What a full moon - we really are supported by the Universe, even if it doesn't feel like in the midst of life's challenges.
Only a few weeks ago I realised that it had taken me a whole 8 months or so to fit into my new role as a mother, and another few weeks on top of that to realise that of all the people in the world, my little boy and his Dad should be the ones I serve the most.
I knew something was going on, because I have noticed over the years that I have been working on myself, that before every new realisation comes the breakdown of the old and with that a dying of the part of the ego that holds on so tightly. It is hard work at the time though, because you are right in the middle of it and cannot see the wood for the trees and have no idea what is happening, only that something isn't quite right and there are lots of tears.
And then something comes to mind and then there are signs everywhere - in my case last week, an article in a magazine that my Mum handed to me, the words of wisdom of a yoga teacher at a class at Indaba Yoga in London, a studio I have not visited and a teacher I have not met previously, the chapter of a book I have been reading and the arrival of a wonderful Jivamukti DVD (with transformative in the title, funny that!). Funny too how these things come together at once - it is true that the angels leave signs all over the place, you just have to notice them (and I probably missed a few!).
So I have now come through the other side, so that there is clarity about the niggling sense that something was afoot and with that a change, that seems rather natural now (and yet how I have fought it that last few months, despite praying for it!). You see this is the problem - us, we are the problem, sometimes we don't know when to get out of our own way. So desperate are we to control a situation or try and create an outcome that we don't allow grace to enter...the Universe works in much more fluid and magical ways that we can ever imagine (and that really is the problem, we think too much!).
We loved London last weekend. It was my parents' treat, and for Mum and I especially as we got to go and watch the Mariinsky Ballet's rendition of Swan Lake at the Royal Opera House in Covent Garden. Wow. Such a joy to witness such grace in action, and such poise and strength and stability and balance and patience. I am in awe if these ballerinas. Incredible.
We did some other cool stuff, we walked from Regent's Park along the Canal to Little Venice and then took the boat back along the canal to Camden. I have visited Camden a ton of times but this was my Mum's first visit and as a shopper she showed me a whole new side to this wonderful place, wow, it really is a shopper's heaven (it made me into a shopper, albeit for 40 minutes!).
I managed a Yoga class at Indaba Yoga studio in Marylebone, a first for me in both studio and location, and indeed teacher, Erik, a Jivamukt teacher. I just LOVE Jivamukti and Erik is wonderful, such great adjustments and practice, so that I was present in my body and in the moment, it is true that the body offers a gateway to the soul, I floated out and enjoyed a much needed lunch with the family in the wonderful le Pain Quotidien in Marylebone (this chain of eatery is wonderful, just love the green juice and the goat's cheese salad, let alone the chocolate brownie!!).

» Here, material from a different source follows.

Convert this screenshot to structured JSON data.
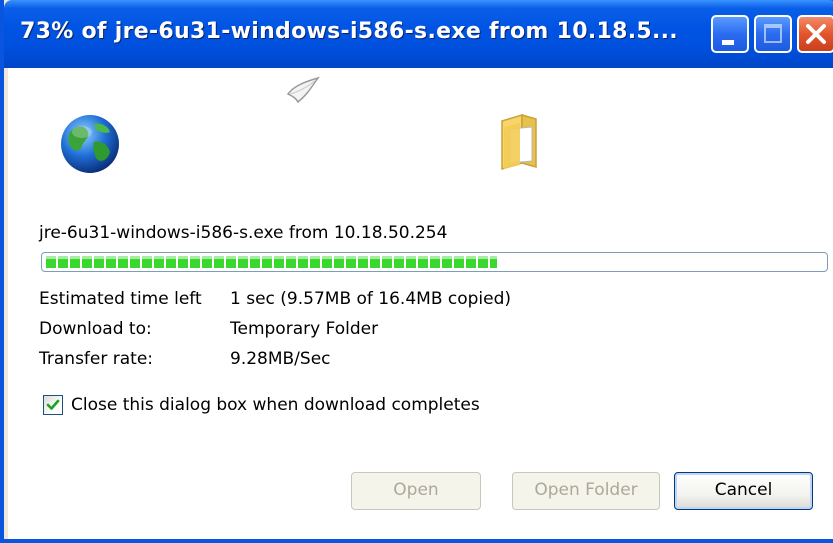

We walked a ton too, I just love this about London, that you get to walk so much and see so much in the process. And one of the highlights was spotting my first Banksy (Ewan LOVES Banksy) before Ewan, in its original state, just literally opposite our lovely hotel in the City, just amazing, Ewan was fairly happy too!!!
Back here in Guernsey life has been action packed, as the realisation tried to break through, we managed Elijah's 8th trip to Herm since he was born, with my friend Jo who was visiting from the UK. I lived with Jo at Uni for 3 years and while I have not seen her for about 4 years it felt like only yesterday - true what they say that friends come into your life for a reason, a season or a lifetime! Strangely one of our other Uni housemates gave birth to her first child while Jo was visiting - congrats to KTQ and Sim on the birth of Roan Finn.
We have swam in the sea a lot too. It is so warm, just amazing, so good for the soul. We have walked on the cliffs as well - nothing like spending time in nature to process whatever is going on in your life - those cliffs work it out of you! We went for swim down at Divette with Jo, a first with me, so too a swim at Albecq this evening,. What a blessed life living in such a beautiful place like Guernsey, I am eternally grateful.
And now, well the realisations find me working with Elijah and Ewan to finally attempt to establish a routine, something I have been fighting from day one, and yet now find myself very much enjoying, so grounding, I hadn't realised. The added bonus that Elijah sleeps better, what a revelation. See, should have gotten out of my own way. It is all very well praying for change, trouble is you have to change to allow the change to happen - it comes back to that fabulous quote, "if you have always done what you always do then you will always get what you always got". Ha, of course!!
So on that note I am off to bed and taking a much needed two weeks off to spend time with the family, to practice Jivamukti yoga and to allow the dust to settle - oh and to get in the sea and down the beach as much as possible!